Zee pantas mendapat cintaku, tapi apa aku pantas mendapatkan cintanya?! Kalau semua belum terjadi, mungkin aku masih bisa mencoba menjalani hubungan serius dengan Zee. Tapi, Naya ...? Aku merasa bersalah.



Hari ke lima. Akio sudah mulai masuk kuliah. Tak banyak yang dilakukan, dia hanya duduk di gazebo depan kelas. Waktunya sedikit tenang karena Zee belum datang. Tetapi ketenangan itu tidak lama, karena seorang perempuan membuatnya terkejut.


"Em, hai," sapa Naya.


Akio menoleh. Manik keduanya bertemu. Naya lebih dulu memutus pandangan. Keadaan begitu canggung. Sejak terakhir mereka khilaf, belum sekalipun mereka bertemu kembali.


Akio diam tak membalas ucapan Naya, membuat perempuan itu bingung untuk memulai berkata.

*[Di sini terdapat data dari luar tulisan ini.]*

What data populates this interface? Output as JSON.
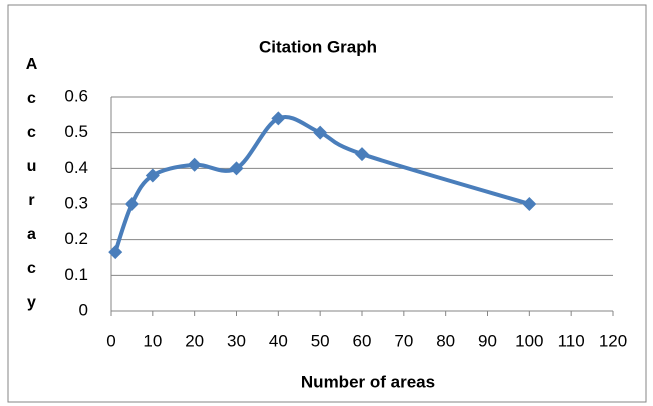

"Apa lukamu sudah sembuh?"


Akio mengangguk.


"Aku mencarimu karena mau mengembalikan ini." Naya mengambil kantong kresek hitam dan diberikan pada Akio.


Pria itu mengerut. "Apa ini?"


"Kaos yang aku pinjam."


Deg! Mengingatkan kembali antara keduanya.


"Maaf," ucap Akio lirih.


"Kita sudah sepakat untuk tidak membahasnya. Dan, kita akan tetap saling tidak mengenal," ujar Naya.


Akio kembali menatap Naya. Pikirannya berkecamuk. Heran, kenapa Naya begitu santai. Bukankah harusnya dia sangat menyesal?


.


.


.


.


.


Hayo lho hayo lho ... gimana ini?😢 Sebelumnya, maaf kalau tidak sesuai alur kalian. Akak Mei tidak memaksa kalian untuk tetap di sini, tetapi saya ucapkan terima kasih untuk readers yang masih baper sama Akio meski pria itu tak sesuai harapan kalian.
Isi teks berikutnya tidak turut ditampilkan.